A debut novel—half comedy, half treatise on ’60s fallen dreams—that offers amusing insights but ultimately fails to persuade. Rod Huxley, onetime celebrated author, in 1972, of the political manifesto Cookbook for Revolution: 150 Ways to Boil, Broil, and Fry the Rich, has sunk into obscurity. Thanks to a $400 thousand contribution (by a nutty, albeit wealthy, fellow revolutionary), Huxley can afford to live a comfortable life of anonymity and lethargy in Denver with his two cats. That is, until the FBI contacts him with the news that a terrorist is holding hostages in a D.C. Burger King—and that only the appearance of Huxley will appease the bomber. Convinced that the terrorist is none other than his long-ago benefactor grown tired with waiting for the Huxley-inspired revolution, he agrees to travel to Washington but wearies of the FBI agent’s idiocy (as does the reader) and soon ditches him, trying to make his own, blundering way to the capitol. During the course of the journey, and sporadically throughout the story, Huxley reminisces about his renegade youth, the ultimate futility of his endeavors, and the possibility of regaining lost ideals.

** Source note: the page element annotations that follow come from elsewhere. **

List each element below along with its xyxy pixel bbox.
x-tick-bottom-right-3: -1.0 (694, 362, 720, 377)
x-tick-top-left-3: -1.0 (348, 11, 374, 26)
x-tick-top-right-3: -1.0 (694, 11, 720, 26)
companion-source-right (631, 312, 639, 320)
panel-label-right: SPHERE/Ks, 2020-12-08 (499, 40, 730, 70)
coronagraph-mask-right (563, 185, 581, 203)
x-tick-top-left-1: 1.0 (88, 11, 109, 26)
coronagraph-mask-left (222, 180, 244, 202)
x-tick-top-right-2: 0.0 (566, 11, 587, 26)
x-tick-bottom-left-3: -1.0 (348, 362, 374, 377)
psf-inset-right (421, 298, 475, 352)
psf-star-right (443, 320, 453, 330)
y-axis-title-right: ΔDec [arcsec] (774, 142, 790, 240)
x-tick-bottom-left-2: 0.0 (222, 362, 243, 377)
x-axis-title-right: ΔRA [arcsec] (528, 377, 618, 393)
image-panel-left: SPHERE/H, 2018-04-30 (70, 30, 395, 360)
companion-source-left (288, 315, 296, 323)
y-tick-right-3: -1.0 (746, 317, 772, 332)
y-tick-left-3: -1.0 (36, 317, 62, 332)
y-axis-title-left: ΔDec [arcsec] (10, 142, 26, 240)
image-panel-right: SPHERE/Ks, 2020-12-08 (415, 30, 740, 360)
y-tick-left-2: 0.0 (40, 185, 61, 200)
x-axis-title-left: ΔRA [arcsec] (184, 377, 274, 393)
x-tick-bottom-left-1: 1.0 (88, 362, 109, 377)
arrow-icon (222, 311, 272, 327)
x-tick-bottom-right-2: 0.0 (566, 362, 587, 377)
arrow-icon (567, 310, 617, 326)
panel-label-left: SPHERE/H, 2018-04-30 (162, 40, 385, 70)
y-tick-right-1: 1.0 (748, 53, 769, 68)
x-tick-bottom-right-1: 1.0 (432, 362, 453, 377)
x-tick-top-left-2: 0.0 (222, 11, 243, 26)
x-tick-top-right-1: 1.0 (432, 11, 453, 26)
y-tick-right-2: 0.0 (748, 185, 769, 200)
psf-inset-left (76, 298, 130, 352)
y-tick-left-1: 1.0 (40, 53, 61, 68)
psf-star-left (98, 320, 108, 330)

When he finally gets inside the Burger King, he finds that his old college flame and comrade-in-arms Sara is holding the tourists hostage, orchestrating everything in order to get Huxley back in the spotlight and writing again—he needs saving, she needs saving, the whole world needs saving. And convincing him to wake up and get to work again is (she thinks) the only solution. The two miraculously escape the feds, police, and helicopters circling overhead. Sara then takes Huxley to her apartment . . . . LaMarr’s contrasting styles of silliness and seriousness is effective, but the novel still misses the mark—and neither mode is fully realized.